Multi-Attribute Spaces: Calibration for Attribute Fusion and Similarity Search

Keywords: face search, attributes, calibration, normalization, extreme value theory, w-scores
Fall 2011 - Summer 2012
teaser image


Recent work has shown that visual attributes are a powerful approach for applications such as recognition, image description and retrieval. However, fusing multiple attribute scores -- as required during multi-attribute queries or similarity searches -- presents a significant challenge. Scores from different attribute classifiers cannot be combined in a simple way; the same score for different attributes can mean different things. In this work, we show how to construct normalized "multi-attribute spaces" from raw classifier outputs, using techniques based on the statistical Extreme Value Theory. Our method calibrates each raw score to a probability that the given attribute is present in the image. We describe how these probabilities can be fused in a simple way to perform more accurate multi-attribute searches, as well as enable attribute-based similarity searches. A significant advantage of our approach is that the normalization is done after-the-fact, requiring neither modification to the attribute classification system nor ground truth attribute annotations. We demonstrate results on a large data set of nearly 2 million face images and show significant improvements over prior work. We also show that perceptual similarity of search results increases by using contextual attributes.

This research was supported in part by ONR SBIR Award N00014-11-C-0243 and ONR MURI Award N00014-08-1-0638.
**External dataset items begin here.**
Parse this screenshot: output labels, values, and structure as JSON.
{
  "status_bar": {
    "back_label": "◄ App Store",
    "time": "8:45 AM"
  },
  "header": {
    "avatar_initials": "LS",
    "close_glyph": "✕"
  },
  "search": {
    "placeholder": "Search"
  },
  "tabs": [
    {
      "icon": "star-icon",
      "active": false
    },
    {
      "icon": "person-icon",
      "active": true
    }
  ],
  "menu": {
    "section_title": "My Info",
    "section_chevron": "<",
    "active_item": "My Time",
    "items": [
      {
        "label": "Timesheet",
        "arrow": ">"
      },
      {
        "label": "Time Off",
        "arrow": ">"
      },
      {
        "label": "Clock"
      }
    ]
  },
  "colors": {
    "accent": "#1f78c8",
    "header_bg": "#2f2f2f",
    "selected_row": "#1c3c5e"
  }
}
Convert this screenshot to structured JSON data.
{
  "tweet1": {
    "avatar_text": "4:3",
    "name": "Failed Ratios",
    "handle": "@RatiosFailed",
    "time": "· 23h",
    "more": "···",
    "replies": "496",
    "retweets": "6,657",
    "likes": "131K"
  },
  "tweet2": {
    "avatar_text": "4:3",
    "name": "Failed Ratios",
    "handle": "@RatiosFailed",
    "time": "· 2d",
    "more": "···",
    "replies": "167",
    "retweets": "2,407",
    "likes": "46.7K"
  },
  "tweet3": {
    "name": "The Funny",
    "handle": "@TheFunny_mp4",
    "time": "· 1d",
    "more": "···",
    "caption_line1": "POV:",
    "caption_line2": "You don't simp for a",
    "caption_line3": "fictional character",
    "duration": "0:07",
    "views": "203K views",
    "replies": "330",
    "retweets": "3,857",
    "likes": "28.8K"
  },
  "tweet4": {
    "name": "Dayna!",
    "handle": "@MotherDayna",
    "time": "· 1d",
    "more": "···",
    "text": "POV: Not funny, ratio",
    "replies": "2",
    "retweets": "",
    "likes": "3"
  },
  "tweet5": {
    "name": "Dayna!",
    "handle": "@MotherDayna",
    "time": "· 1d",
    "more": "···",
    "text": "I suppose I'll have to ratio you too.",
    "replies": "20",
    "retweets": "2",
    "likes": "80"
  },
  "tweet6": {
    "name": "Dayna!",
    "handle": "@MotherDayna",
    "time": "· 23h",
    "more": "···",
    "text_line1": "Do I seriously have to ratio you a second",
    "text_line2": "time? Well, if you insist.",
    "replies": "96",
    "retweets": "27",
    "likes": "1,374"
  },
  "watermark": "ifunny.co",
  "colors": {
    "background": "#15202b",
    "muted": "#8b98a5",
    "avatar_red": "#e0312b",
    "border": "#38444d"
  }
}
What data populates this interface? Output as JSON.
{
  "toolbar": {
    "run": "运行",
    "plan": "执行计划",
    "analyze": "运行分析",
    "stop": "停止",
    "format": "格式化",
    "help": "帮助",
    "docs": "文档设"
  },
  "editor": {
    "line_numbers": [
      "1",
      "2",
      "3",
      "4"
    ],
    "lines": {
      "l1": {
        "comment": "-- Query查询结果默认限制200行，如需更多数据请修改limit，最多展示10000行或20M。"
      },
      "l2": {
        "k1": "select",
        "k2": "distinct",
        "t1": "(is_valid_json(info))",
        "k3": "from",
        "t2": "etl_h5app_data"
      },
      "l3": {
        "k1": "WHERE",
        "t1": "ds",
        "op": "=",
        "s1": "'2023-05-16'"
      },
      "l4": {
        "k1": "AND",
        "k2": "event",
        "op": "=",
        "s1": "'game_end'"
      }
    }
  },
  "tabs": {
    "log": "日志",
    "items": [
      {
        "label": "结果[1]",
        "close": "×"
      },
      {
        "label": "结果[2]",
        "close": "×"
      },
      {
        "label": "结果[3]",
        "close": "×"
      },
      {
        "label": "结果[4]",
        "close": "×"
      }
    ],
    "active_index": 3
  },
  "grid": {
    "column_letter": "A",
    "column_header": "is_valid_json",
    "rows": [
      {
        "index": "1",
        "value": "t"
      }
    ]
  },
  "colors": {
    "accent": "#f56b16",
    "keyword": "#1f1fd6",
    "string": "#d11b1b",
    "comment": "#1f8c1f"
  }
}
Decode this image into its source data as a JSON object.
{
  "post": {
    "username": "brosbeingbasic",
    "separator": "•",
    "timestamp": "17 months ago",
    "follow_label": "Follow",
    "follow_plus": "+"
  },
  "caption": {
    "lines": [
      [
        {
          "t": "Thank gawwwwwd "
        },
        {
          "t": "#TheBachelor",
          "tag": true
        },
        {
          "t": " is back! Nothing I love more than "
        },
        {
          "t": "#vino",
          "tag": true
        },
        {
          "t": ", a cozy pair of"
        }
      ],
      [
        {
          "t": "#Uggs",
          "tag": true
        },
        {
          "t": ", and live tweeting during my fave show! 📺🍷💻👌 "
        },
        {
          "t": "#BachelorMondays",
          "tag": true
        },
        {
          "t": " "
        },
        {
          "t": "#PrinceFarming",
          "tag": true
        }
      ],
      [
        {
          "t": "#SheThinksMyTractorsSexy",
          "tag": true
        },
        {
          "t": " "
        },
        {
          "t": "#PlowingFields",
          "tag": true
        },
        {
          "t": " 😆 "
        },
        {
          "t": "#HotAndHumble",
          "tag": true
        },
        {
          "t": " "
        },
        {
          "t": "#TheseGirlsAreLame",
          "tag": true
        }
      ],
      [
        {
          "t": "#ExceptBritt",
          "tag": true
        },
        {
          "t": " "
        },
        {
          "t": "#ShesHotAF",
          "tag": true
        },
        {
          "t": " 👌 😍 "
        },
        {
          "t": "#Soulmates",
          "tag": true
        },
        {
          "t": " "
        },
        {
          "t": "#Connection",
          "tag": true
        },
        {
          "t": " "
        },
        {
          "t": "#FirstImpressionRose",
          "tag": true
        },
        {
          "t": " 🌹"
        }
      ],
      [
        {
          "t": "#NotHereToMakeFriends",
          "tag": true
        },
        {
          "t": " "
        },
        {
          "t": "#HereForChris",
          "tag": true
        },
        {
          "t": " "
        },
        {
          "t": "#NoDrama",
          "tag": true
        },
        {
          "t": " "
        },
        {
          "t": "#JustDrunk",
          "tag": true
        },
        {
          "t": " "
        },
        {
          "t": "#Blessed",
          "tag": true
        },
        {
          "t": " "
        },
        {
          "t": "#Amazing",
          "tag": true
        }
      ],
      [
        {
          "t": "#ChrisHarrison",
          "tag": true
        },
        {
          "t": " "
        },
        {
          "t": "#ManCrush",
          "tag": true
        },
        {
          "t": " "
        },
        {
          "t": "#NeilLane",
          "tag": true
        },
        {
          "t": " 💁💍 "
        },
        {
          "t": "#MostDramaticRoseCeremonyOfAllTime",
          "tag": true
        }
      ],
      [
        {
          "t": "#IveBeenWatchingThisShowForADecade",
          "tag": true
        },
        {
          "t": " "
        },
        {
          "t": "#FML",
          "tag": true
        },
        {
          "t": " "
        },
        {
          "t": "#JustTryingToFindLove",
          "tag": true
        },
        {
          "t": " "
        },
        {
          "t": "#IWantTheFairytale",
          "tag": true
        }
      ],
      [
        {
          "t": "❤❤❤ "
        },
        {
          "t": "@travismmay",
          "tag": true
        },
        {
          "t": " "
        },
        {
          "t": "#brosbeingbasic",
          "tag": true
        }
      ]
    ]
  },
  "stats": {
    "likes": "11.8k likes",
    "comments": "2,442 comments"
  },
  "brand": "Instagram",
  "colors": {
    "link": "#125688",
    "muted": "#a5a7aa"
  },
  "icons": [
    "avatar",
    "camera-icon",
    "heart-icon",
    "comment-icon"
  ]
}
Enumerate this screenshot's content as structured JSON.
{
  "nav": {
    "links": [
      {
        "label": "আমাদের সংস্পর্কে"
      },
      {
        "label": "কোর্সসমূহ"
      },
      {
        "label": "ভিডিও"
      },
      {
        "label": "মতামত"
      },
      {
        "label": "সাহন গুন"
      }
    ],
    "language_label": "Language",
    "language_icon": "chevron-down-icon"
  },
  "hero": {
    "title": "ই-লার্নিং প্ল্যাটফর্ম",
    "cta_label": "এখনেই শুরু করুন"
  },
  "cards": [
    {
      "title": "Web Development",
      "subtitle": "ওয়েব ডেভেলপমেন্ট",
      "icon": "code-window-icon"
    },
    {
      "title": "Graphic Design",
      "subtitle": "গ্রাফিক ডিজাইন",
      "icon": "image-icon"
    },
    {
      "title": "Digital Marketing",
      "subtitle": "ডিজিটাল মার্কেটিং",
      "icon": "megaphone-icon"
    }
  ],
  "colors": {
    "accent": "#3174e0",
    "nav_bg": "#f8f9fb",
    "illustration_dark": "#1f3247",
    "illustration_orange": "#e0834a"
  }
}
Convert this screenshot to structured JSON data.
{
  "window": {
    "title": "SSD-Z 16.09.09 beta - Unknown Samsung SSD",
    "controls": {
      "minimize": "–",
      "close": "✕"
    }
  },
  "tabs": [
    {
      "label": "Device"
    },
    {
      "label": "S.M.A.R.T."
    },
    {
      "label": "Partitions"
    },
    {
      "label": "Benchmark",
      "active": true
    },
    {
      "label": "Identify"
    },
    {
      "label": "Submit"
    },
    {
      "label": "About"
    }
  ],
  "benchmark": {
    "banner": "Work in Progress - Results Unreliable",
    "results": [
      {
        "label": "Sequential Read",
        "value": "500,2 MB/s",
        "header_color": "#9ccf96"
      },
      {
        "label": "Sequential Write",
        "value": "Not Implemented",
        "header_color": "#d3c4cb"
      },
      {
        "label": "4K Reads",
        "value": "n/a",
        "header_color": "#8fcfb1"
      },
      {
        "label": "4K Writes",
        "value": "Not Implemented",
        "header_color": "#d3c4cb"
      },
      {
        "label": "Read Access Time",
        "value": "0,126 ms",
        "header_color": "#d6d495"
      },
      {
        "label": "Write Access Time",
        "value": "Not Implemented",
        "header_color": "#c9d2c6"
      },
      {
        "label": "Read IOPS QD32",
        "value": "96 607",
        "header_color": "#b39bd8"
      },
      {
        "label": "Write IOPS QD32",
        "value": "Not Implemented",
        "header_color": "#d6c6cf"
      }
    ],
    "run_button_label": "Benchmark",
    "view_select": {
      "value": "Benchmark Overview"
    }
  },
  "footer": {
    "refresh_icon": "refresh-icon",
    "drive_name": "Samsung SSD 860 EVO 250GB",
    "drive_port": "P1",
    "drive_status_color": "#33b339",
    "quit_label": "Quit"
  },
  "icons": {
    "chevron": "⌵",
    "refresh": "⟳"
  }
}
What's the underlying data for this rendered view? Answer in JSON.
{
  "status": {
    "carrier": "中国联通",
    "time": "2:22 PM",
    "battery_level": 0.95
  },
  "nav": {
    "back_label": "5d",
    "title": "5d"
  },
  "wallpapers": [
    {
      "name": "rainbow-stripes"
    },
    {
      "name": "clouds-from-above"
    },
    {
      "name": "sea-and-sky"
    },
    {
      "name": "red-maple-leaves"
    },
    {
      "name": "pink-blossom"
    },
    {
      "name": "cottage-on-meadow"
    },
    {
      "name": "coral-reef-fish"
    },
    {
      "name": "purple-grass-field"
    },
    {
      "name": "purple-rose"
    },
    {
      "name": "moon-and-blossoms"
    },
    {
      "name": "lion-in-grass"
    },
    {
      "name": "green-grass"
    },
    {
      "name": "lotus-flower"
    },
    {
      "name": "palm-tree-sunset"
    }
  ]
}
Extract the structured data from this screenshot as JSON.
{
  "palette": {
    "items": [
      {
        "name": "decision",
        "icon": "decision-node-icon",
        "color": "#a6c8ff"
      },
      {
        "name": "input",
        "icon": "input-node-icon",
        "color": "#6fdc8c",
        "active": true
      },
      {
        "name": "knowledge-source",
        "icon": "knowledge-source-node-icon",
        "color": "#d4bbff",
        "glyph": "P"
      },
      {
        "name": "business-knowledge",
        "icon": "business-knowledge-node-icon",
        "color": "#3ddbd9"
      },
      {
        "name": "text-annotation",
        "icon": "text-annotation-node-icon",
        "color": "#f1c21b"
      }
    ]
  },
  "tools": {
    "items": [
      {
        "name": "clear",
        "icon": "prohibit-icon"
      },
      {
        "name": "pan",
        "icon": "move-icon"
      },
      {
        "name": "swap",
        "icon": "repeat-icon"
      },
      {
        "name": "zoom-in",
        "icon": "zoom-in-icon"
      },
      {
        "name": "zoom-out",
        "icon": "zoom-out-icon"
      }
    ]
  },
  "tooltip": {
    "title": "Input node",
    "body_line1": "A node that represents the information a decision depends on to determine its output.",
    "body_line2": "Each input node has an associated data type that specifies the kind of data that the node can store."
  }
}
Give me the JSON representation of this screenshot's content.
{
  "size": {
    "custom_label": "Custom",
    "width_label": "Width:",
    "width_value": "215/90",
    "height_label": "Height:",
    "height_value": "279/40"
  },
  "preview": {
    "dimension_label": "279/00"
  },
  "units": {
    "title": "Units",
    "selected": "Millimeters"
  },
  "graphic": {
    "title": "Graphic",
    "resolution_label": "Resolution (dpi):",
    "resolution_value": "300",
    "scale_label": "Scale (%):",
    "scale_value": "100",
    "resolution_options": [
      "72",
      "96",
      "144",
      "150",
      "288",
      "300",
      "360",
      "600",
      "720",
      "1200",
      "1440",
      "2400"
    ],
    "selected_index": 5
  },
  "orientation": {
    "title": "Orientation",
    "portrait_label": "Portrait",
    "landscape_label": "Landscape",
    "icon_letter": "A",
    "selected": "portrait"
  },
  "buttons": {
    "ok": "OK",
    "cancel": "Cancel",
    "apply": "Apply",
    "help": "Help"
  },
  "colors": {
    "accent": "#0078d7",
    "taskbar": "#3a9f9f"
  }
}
  • "Multi-Attribute Spaces: Calibration for Attribute Fusion and Similarity Search,"
    Proceedings of the 25th IEEE Conference on Computer Vision and Pattern Recognition (CVPR),
    June 2012.


Attribute Calibration Software

Attribute Calibration Software:

C/C++/Python code to calibrate attribute classifier outputs using the w-score formulation, based on the Extreme Value Theory. For non-commercial uses only.
MugHunt Online Face Search Engine

MugHunt Online Face Search Engine:

An online face search engine built using this research. This search engine is a joint collaboration with Securics, Inc..


An overview of the score calibration algorithm

An overview of the score calibration algorithm:

SVM decision scores are normalized by fitting a Weibull distribution (the red curve) to the tail of the opposite side of the classifier (marked as 1), where instances of the attribute of interest ("male" in this case) are outliers (circled, and marked as 2). The CDF of this distribution (the blue curve) is used to produce the normalized attribute w-scores. Note that no assumptions are made about the entire score distribution (which can vary greatly); our model is applied to only the tail of the distribution, which is much better behaved.
Multi-attribute search results

Multi-attribute search results:

Comparisons between the weighted SVM decision score fusion approach of Kumar et al. (left) and our multi-attribute space fusion approach (right) for the top five results on a selection of queries, made over nearly 2 million face images from the web. Without proper normalization (left), certain attributes can dominate a query, e.g., gender in the first query.
Target-attribute similarity search results

Target-attribute similarity search results:

Results for similarity searches using a set of target attributes and a query image. By calibrating attribute distances in a local neighborhood around the normalized target attribute values, we can compute similarity in a consistent manner for any set of attributes and query images, despite the fact that perceptual similarity changes quite drastically with the attribute values in question.
Contextual attributes for improving target-attribute similarity searches

Contextual attributes for improving target-attribute similarity searches:

Using the task template shown in (a), workers were asked to rate the similarity search results for the target image with respect to attributes "blonde hair" and "rosy cheeks." The results of our algorithm are shown in (b) using only the query attributes, and in (c) using additional contextual attributes as well. The latter looks better (e.g., see the relative order of the highlighted faces). Our quantitative experiments used hundreds of thousands of pairwise comparisons to assess hypotheses H2: (b) is similar to human rankings, H3: (c) is similar to human rankings, and H4: (c) is better than (b).
Statistical significance of user-study results

Statistical significance of user-study results:

Summary of quantitative experiments on target-based similarity search, using hypotheses H2, H3, and H4. For each set of query attributes (on the outside of the circles) the hypothesis was evaluated for each cumulative set of 5 ranks (moving from the center circle outwards: top-5, top-10, etc). A ** means the results were statistically significant at p=0.01, * means p=0.05, and - means not statistically significant. Both algorithmic rankings (query-only and query+context) match human rankings well. Adding contextual attributes improves results for some queries but not others.